Natural powers, principally those of steam and falling water, are subsidized and taken into human employment Spinning-machines, power-looms, and all the mechanical devices, acting, among other operatives, in the factories and work-shops, are but so many laborers. They are usually denominated labor-saving machines, but it would be more just to call them labor-doing machines. They are made to be active agents; to have motion, and to produce effect; and though without intelligence, they are guided by laws of science, which are exact and perfect, and they produce results, therefore, in general, more accurate than the human hand is capable of producing.
Since the stomach gives no obvious external sign of its workings, investigators of gastric movements have hitherto been obliged to confine their studies to pathological subjects or to animals subjected to serious operative interference. Observations made under these necessarily abnormal conditions have yielded a literature which is full of conflicting statements and uncertain results.

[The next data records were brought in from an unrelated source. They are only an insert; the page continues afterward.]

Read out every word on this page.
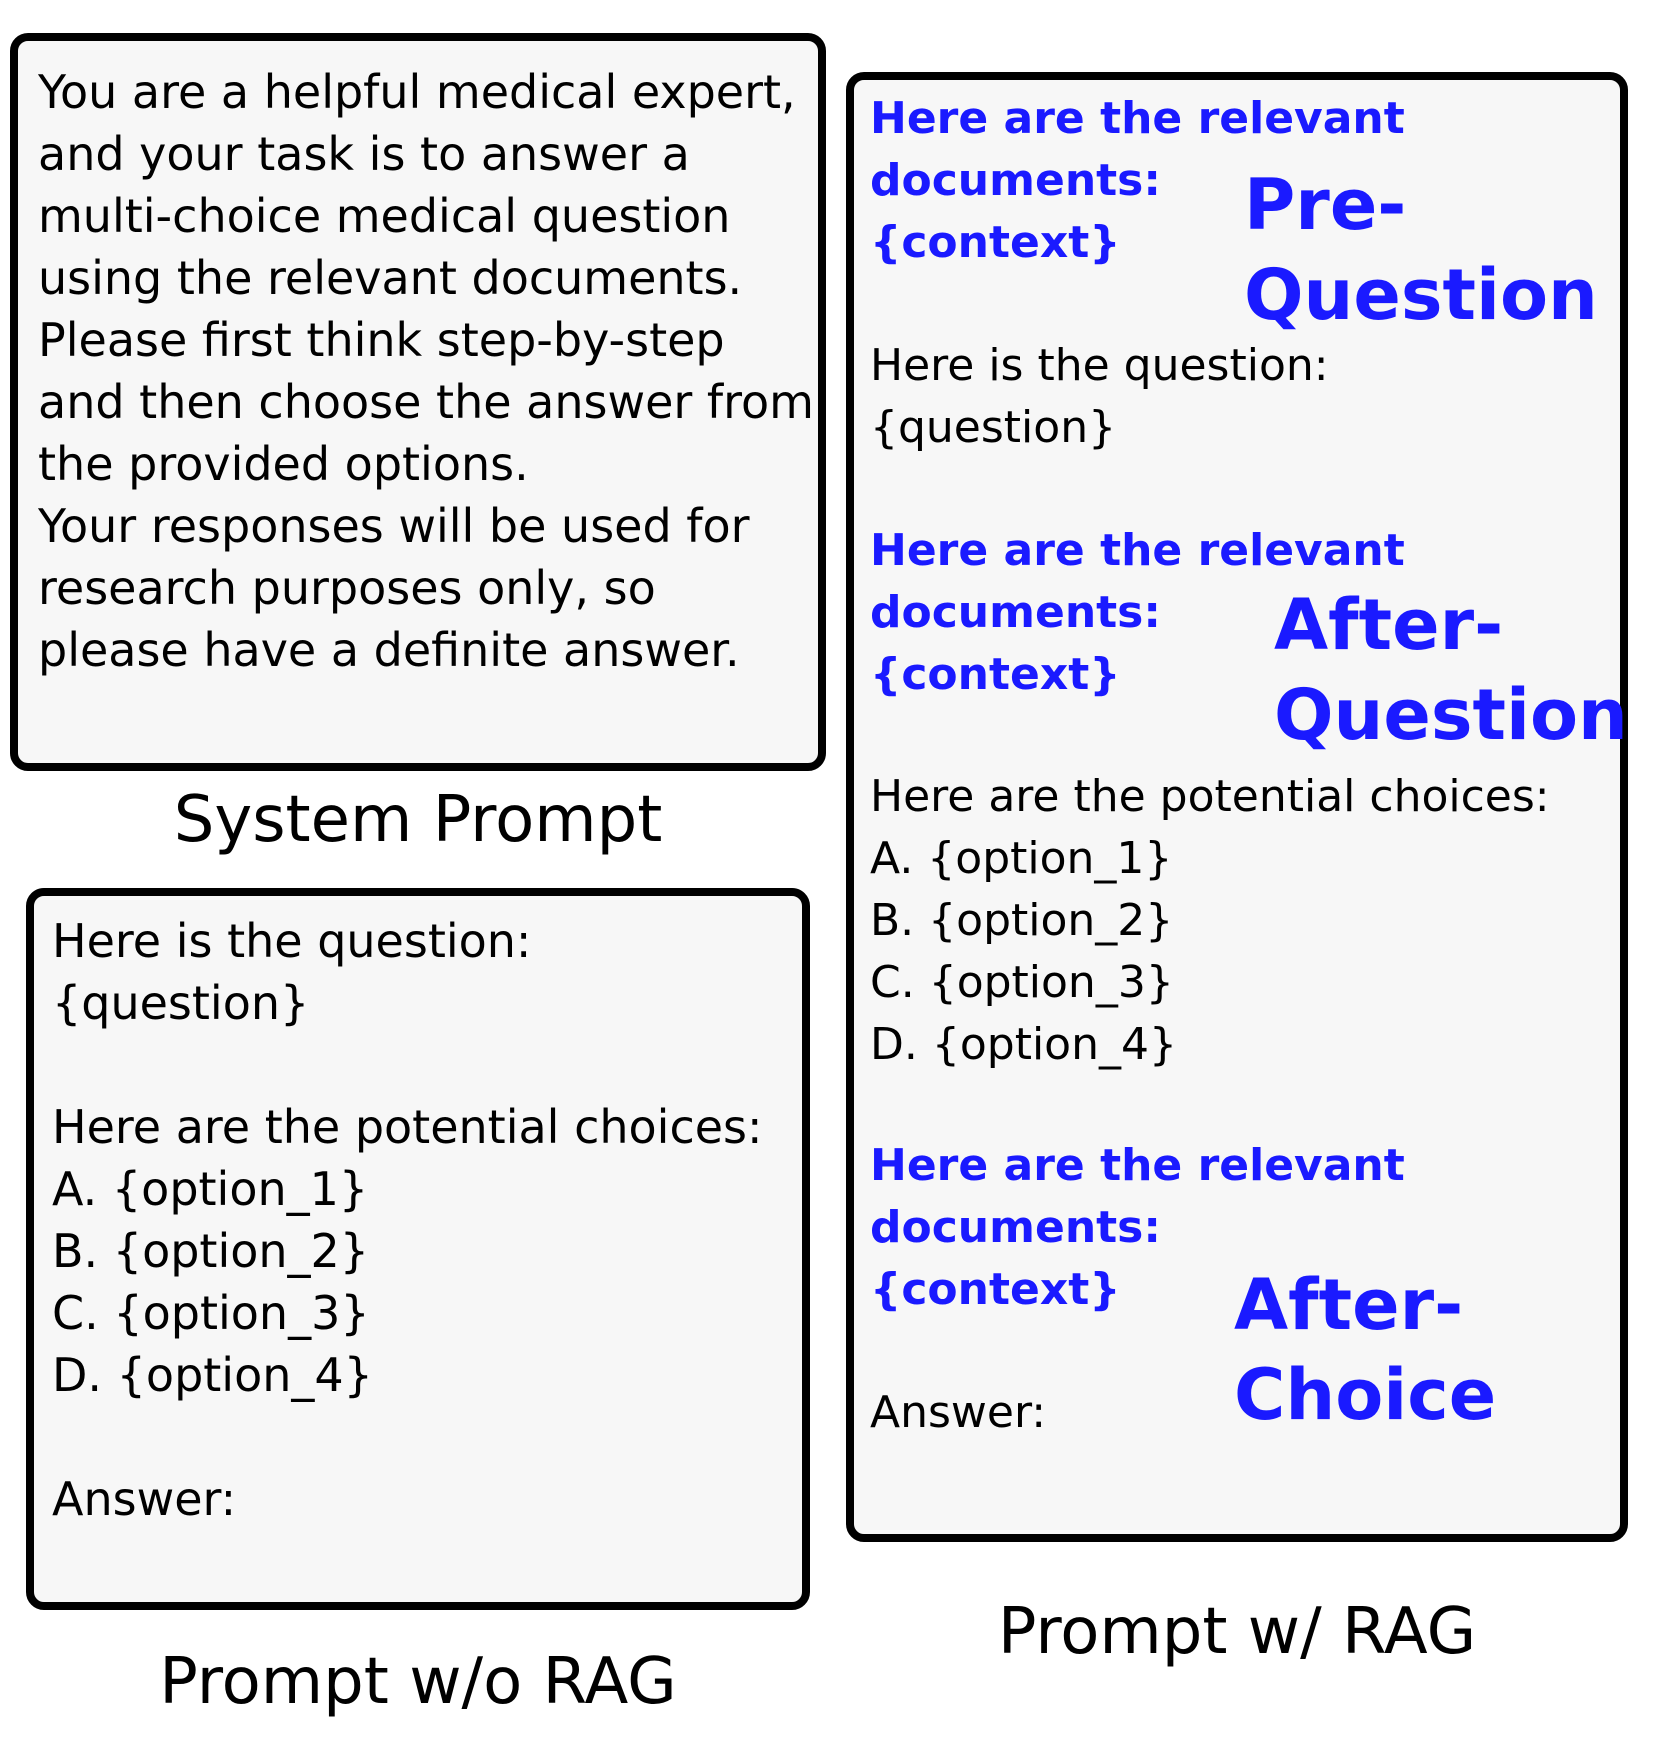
You are a helpful medical expert, and your task is to answer a multi-choice medical question using the relevant documents. Please first think step-by-step and then choose the answer from the provided options.
Your responses will be used for research purposes only, so please have a definite answer.

System Prompt

Here is the question:
{question}

Here are the potential choices:
A. {option_1}
B. {option_2}
C. {option_3}
D. {option_4}

Answer:

Prompt w/o RAG
Here are the relevant
documents:
{context} Pre-
Question
Here is the question:
{question}
Here are the relevant
documents:
{context}
After-
Question
Here are the potential choices:
A. {option_1}
B. {option_2}
C. {option_3}
D. {option_4}
Here are the relevant
documents:
{context} After-
Choice
Answer:
Prompt w/ RAG
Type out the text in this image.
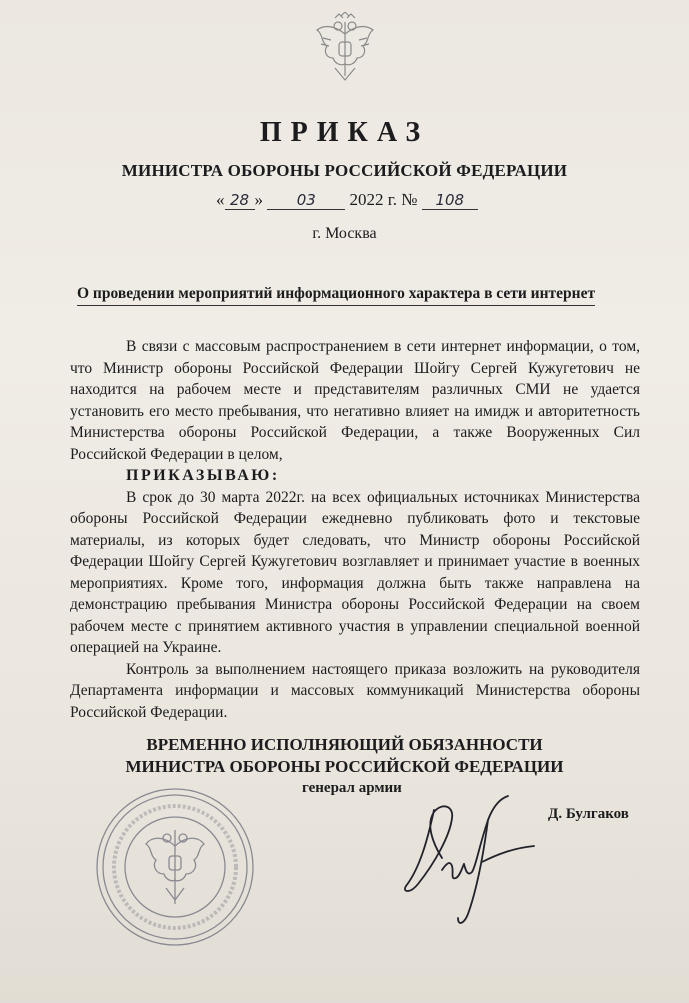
ПРИКАЗ
МИНИСТРА ОБОРОНЫ РОССИЙСКОЙ ФЕДЕРАЦИИ
« 28 » 03 2022 г. № 108
г. Москва
О проведении мероприятий информационного характера в сети интернет

В связи с массовым распространением в сети интернет информации, о том, что Министр обороны Российской Федерации Шойгу Сергей Кужугетович не находится на рабочем месте и представителям различных СМИ не удается установить его место пребывания, что негативно влияет на имидж и авторитетность Министерства обороны Российской Федерации, а также Вооруженных Сил Российской Федерации в целом,

ПРИКАЗЫВАЮ:

В срок до 30 марта 2022г. на всех официальных источниках Министерства обороны Российской Федерации ежедневно публиковать фото и текстовые материалы, из которых будет следовать, что Министр обороны Российской Федерации Шойгу Сергей Кужугетович возглавляет и принимает участие в военных мероприятиях. Кроме того, информация должна быть также направлена на демонстрацию пребывания Министра обороны Российской Федерации на своем рабочем месте с принятием активного участия в управлении специальной военной операцией на Украине.

Контроль за выполнением настоящего приказа возложить на руководителя Департамента информации и массовых коммуникаций Министерства обороны Российской Федерации.

ВРЕМЕННО ИСПОЛНЯЮЩИЙ ОБЯЗАННОСТИ
МИНИСТРА ОБОРОНЫ РОССИЙСКОЙ ФЕДЕРАЦИИ
генерал армии
Д. Булгаков
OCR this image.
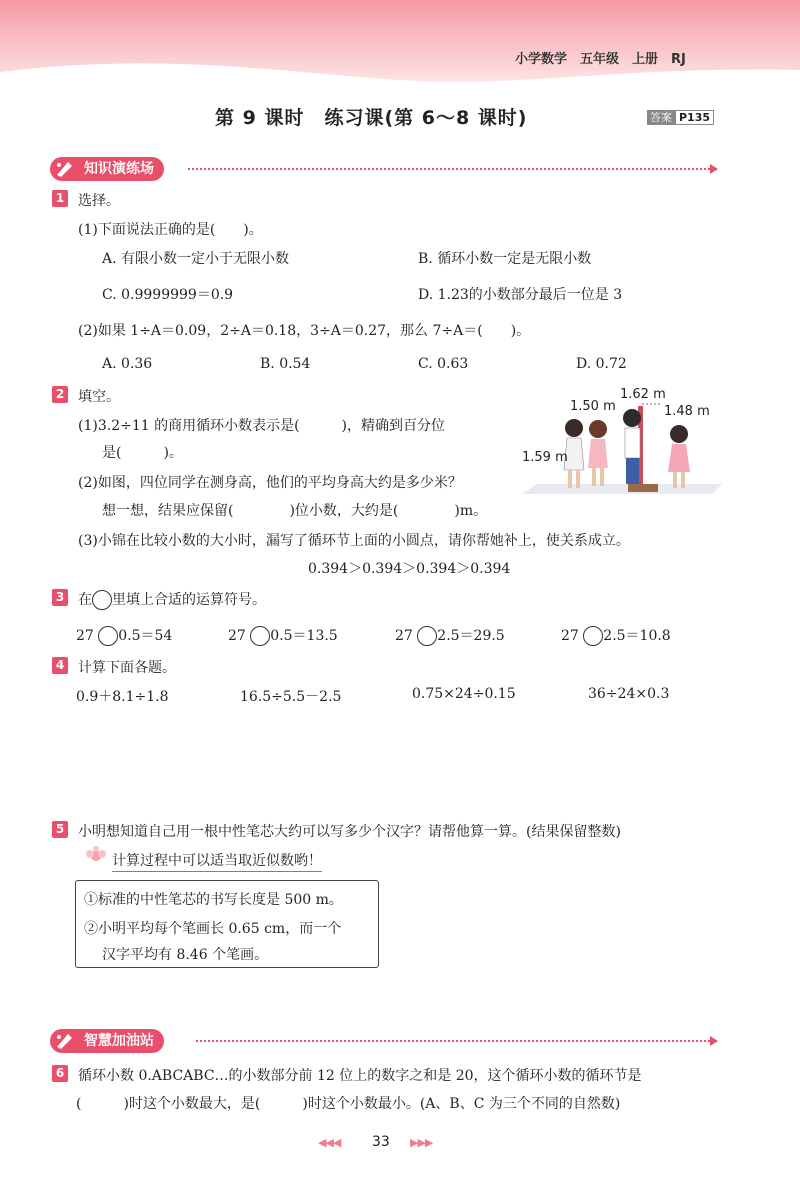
小学数学　五年级　上册　RJ
第 9 课时　练习课(第 6～8 课时)	答案 P135
知识演练场
1 选择。
(1)下面说法正确的是(　　)。
A. 有限小数一定小于无限小数	B. 循环小数一定是无限小数
C. 0.9999999＝0.9	D. 1.23的小数部分最后一位是 3
(2)如果 1÷A＝0.09，2÷A＝0.18，3÷A＝0.27，那么 7÷A＝(　　)。
A. 0.36	B. 0.54	C. 0.63	D. 0.72
2 填空。
(1)3.2÷11 的商用循环小数表示是(　　　)，精确到百分位
是(　　　)。
(2)如图，四位同学在测身高，他们的平均身高大约是多少米？
想一想，结果应保留(　　　　)位小数，大约是(　　　　)m。
(3)小锦在比较小数的大小时，漏写了循环节上面的小圆点，请你帮她补上，使关系成立。
0.394＞0.394＞0.394＞0.394
1.50 m
1.62 m
1.48 m
1.59 m
3 在 里填上合适的运算符号。
27 0.5＝54	27 0.5＝13.5	27 2.5＝29.5	27 2.5＝10.8
4 计算下面各题。
0.9＋8.1÷1.8	16.5÷5.5－2.5	0.75×24÷0.15	36÷24×0.3
5 小明想知道自己用一根中性笔芯大约可以写多少个汉字？请帮他算一算。(结果保留整数)
计算过程中可以适当取近似数哟！
①标准的中性笔芯的书写长度是 500 m。
②小明平均每个笔画长 0.65 cm，而一个
汉字平均有 8.46 个笔画。
智慧加油站
6 循环小数 0.ABCABC…的小数部分前 12 位上的数字之和是 20，这个循环小数的循环节是
(　　　)时这个小数最大，是(　　　)时这个小数最小。(A、B、C 为三个不同的自然数)
◀◀◀ 33 ▶▶▶
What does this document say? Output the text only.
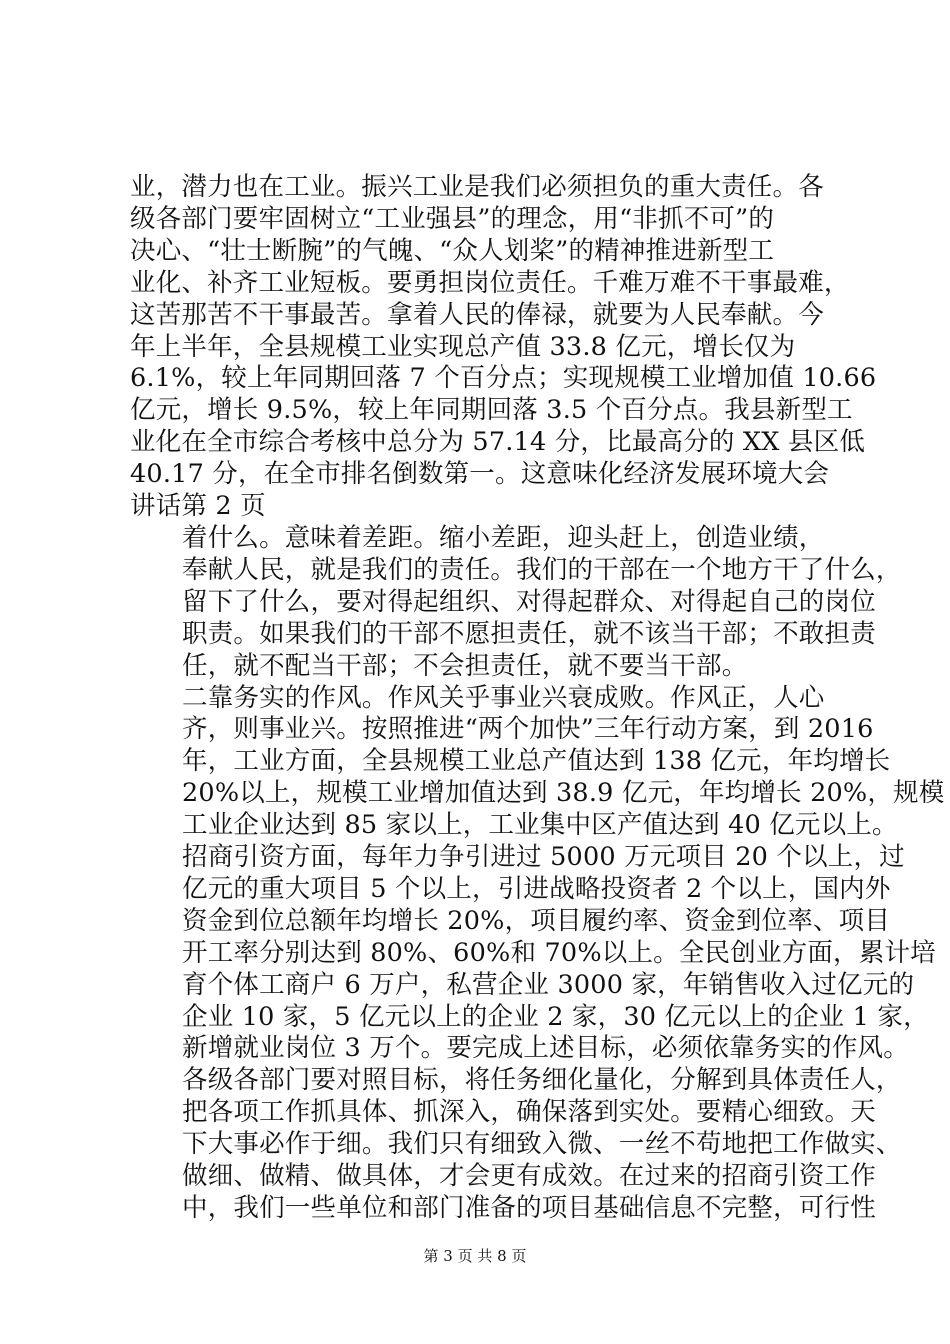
业，潜力也在工业。振兴工业是我们必须担负的重大责任。各
级各部门要牢固树立“工业强县”的理念，用“非抓不可”的
决心、“壮士断腕”的气魄、“众人划桨”的精神推进新型工
业化、补齐工业短板。要勇担岗位责任。千难万难不干事最难，
这苦那苦不干事最苦。拿着人民的俸禄，就要为人民奉献。今
年上半年，全县规模工业实现总产值 33.8 亿元，增长仅为
6.1%，较上年同期回落 7 个百分点；实现规模工业增加值 10.66
亿元，增长 9.5%，较上年同期回落 3.5 个百分点。我县新型工
业化在全市综合考核中总分为 57.14 分，比最高分的 XX 县区低
40.17 分，在全市排名倒数第一。这意味化经济发展环境大会
讲话第 2 页

着什么。意味着差距。缩小差距，迎头赶上，创造业绩，
奉献人民，就是我们的责任。我们的干部在一个地方干了什么，
留下了什么，要对得起组织、对得起群众、对得起自己的岗位
职责。如果我们的干部不愿担责任，就不该当干部；不敢担责
任，就不配当干部；不会担责任，就不要当干部。

二靠务实的作风。作风关乎事业兴衰成败。作风正，人心
齐，则事业兴。按照推进“两个加快”三年行动方案，到 2016
年，工业方面，全县规模工业总产值达到 138 亿元，年均增长
20%以上，规模工业增加值达到 38.9 亿元，年均增长 20%，规模
工业企业达到 85 家以上，工业集中区产值达到 40 亿元以上。
招商引资方面，每年力争引进过 5000 万元项目 20 个以上，过
亿元的重大项目 5 个以上，引进战略投资者 2 个以上，国内外
资金到位总额年均增长 20%，项目履约率、资金到位率、项目
开工率分别达到 80%、60%和 70%以上。全民创业方面，累计培
育个体工商户 6 万户，私营企业 3000 家，年销售收入过亿元的
企业 10 家，5 亿元以上的企业 2 家，30 亿元以上的企业 1 家，
新增就业岗位 3 万个。要完成上述目标，必须依靠务实的作风。
各级各部门要对照目标，将任务细化量化，分解到具体责任人，
把各项工作抓具体、抓深入，确保落到实处。要精心细致。天
下大事必作于细。我们只有细致入微、一丝不苟地把工作做实、
做细、做精、做具体，才会更有成效。在过来的招商引资工作
中，我们一些单位和部门准备的项目基础信息不完整，可行性

第 3 页 共 8 页
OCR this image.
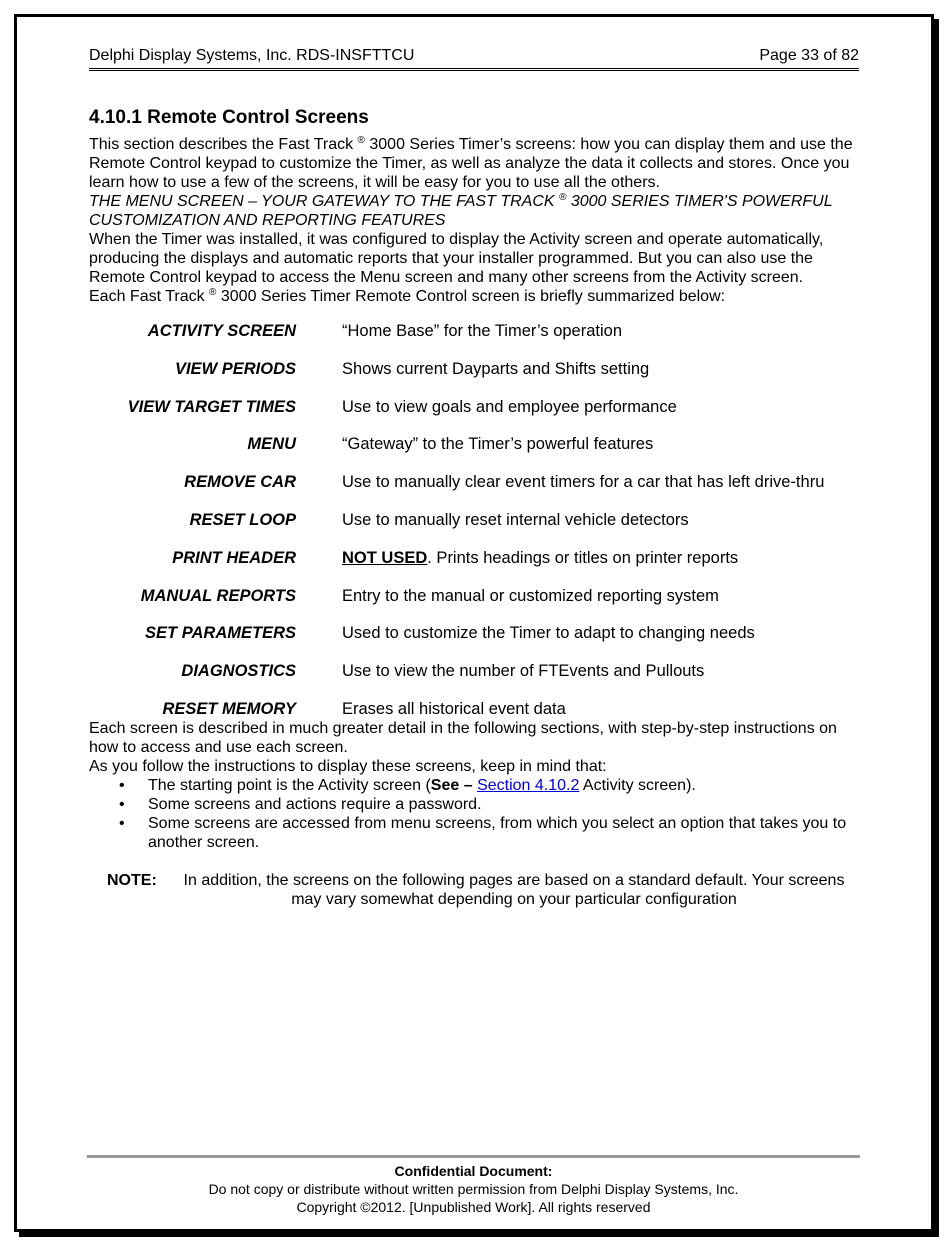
Delphi Display Systems, Inc. RDS-INSFTTCU	Page 33 of 82
4.10.1 Remote Control Screens

This section describes the Fast Track ® 3000 Series Timer’s screens: how you can display them and use the Remote Control keypad to customize the Timer, as well as analyze the data it collects and stores. Once you learn how to use a few of the screens, it will be easy for you to use all the others.

THE MENU SCREEN – YOUR GATEWAY TO THE FAST TRACK ® 3000 SERIES TIMER'S POWERFUL CUSTOMIZATION AND REPORTING FEATURES

When the Timer was installed, it was configured to display the Activity screen and operate automatically, producing the displays and automatic reports that your installer programmed. But you can also use the Remote Control keypad to access the Menu screen and many other screens from the Activity screen.

Each Fast Track ® 3000 Series Timer Remote Control screen is briefly summarized below:

ACTIVITY SCREEN	“Home Base” for the Timer’s operation
VIEW PERIODS	Shows current Dayparts and Shifts setting
VIEW TARGET TIMES	Use to view goals and employee performance
MENU	“Gateway” to the Timer’s powerful features
REMOVE CAR	Use to manually clear event timers for a car that has left drive-thru
RESET LOOP	Use to manually reset internal vehicle detectors
PRINT HEADER	NOT USED. Prints headings or titles on printer reports
MANUAL REPORTS	Entry to the manual or customized reporting system
SET PARAMETERS	Used to customize the Timer to adapt to changing needs
DIAGNOSTICS	Use to view the number of FTEvents and Pullouts
RESET MEMORY	Erases all historical event data

Each screen is described in much greater detail in the following sections, with step-by-step instructions on how to access and use each screen.

As you follow the instructions to display these screens, keep in mind that:

• The starting point is the Activity screen (See – Section 4.10.2 Activity screen).
• Some screens and actions require a password.
• Some screens are accessed from menu screens, from which you select an option that takes you to another screen.
NOTE:	In addition, the screens on the following pages are based on a standard default. Your screens may vary somewhat depending on your particular configuration
Confidential Document:
Do not copy or distribute without written permission from Delphi Display Systems, Inc.
Copyright ©2012. [Unpublished Work]. All rights reserved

The only sure conclusion to be drawn from this material is that when the stomach receives food, obscure peristaltic contractions are set going, which in some way churn the food to a liquid chyme and force it into the intestines. How imperfectly this describes the real workings of the stomach will appear from the following account of the actions of the organ studied by a new method. The mixing of a small quantity of subnitrate of bismuth with the food allows not only the contractions of the gastric wall, but also the movements of the gastric contents to be seen with the Röntgen rays in the uninjured animal during normal digestion.
Such philosophy as shall not vanish in the fume of subtile, sublime, or delectable speculation but shall be operative to the endowment and betterment of man’s life.
The operative definition of an expert … someone who doesn’t make small mistakes.
To discover the laws of operative power in material productions, whether formed by man or brought into being by Nature herself, is the work of a science, and is indeed what we more especially term Science.
Why, in God's name, in our days, is there such a great difference between a physician and a surgeon? The physicians have abandoned operative procedures and the laity, either, as some say, because they disdain to operate with their hands, or rather, as I think, because they do not know how to perform operation. Indeed, this abuse is so inveterate that the common people look upon it as impossible for the same person to understand both surgery and medicine.